Nano-striped polyamide membranes enabled by vacuum-assisted incorporation of hierarchical flower-like MoS2 for enhanced nanofiltration performance

Introducing nanomaterials into the polyamide layer of thin-film composite (TFC) membranes during interfacial polymerization process can customize the physicochemical properties of membranes and further enhance the membrane permeability without sacrificing selectivity. In this study, we prepared novel thin-film nanocomposite (TFN) nanofiltration membranes by varying the deposition density of hierarchical flower-like structured molybdenum disulfide (HF–MoS2) with the assistance of vacuum filtration.
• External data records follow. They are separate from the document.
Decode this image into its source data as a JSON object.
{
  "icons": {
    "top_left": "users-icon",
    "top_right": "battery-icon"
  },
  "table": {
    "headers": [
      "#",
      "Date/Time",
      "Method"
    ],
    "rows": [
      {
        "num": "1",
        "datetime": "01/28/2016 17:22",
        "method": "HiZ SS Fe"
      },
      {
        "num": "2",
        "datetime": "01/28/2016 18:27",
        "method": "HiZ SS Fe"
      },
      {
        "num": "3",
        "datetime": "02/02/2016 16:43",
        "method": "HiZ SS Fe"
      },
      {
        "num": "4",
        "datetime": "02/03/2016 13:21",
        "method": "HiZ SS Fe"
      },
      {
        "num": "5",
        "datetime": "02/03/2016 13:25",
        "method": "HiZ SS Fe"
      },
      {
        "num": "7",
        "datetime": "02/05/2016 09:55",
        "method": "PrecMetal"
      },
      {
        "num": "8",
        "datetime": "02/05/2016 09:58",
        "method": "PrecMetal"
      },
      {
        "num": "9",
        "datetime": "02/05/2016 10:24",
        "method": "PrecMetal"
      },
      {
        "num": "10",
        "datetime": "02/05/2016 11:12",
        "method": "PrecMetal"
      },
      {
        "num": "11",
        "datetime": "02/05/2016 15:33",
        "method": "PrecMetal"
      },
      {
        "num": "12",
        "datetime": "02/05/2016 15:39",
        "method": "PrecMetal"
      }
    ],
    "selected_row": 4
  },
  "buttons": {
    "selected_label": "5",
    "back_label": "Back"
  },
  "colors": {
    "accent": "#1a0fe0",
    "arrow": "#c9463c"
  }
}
Ascribed to the unique 3D hierarchical structure of HF–MoS2, a nano-sized striped polyamide film with a decreased thickness of 30–40 nm was formed, which increased the membrane effective filtration area and reduced the mass transfer resistance for water permeation. In addition, compared to the control TFC membrane, the TFN membranes possessed relatively looser polyamide layers with higher surface hydrophilicity and more negative surface charges. When the deposition density of HF–MoS2 was 10 μg/cm2, the optimal performance of the TFN membranes was obtained, i.e., a water permeability of 18.4 L m−2 h−1 bar−1 and rejections above 98% for Na2SO4 and MgSO4. Moreover, the optimal TFN membrane demonstrated an excellent separation performance and structure stability in the mixed salt solution and the long-term filtration test of 120 h, respectively. This work provides a novel approach to design high-performance TFN membranes applied for water/wastewater treatment.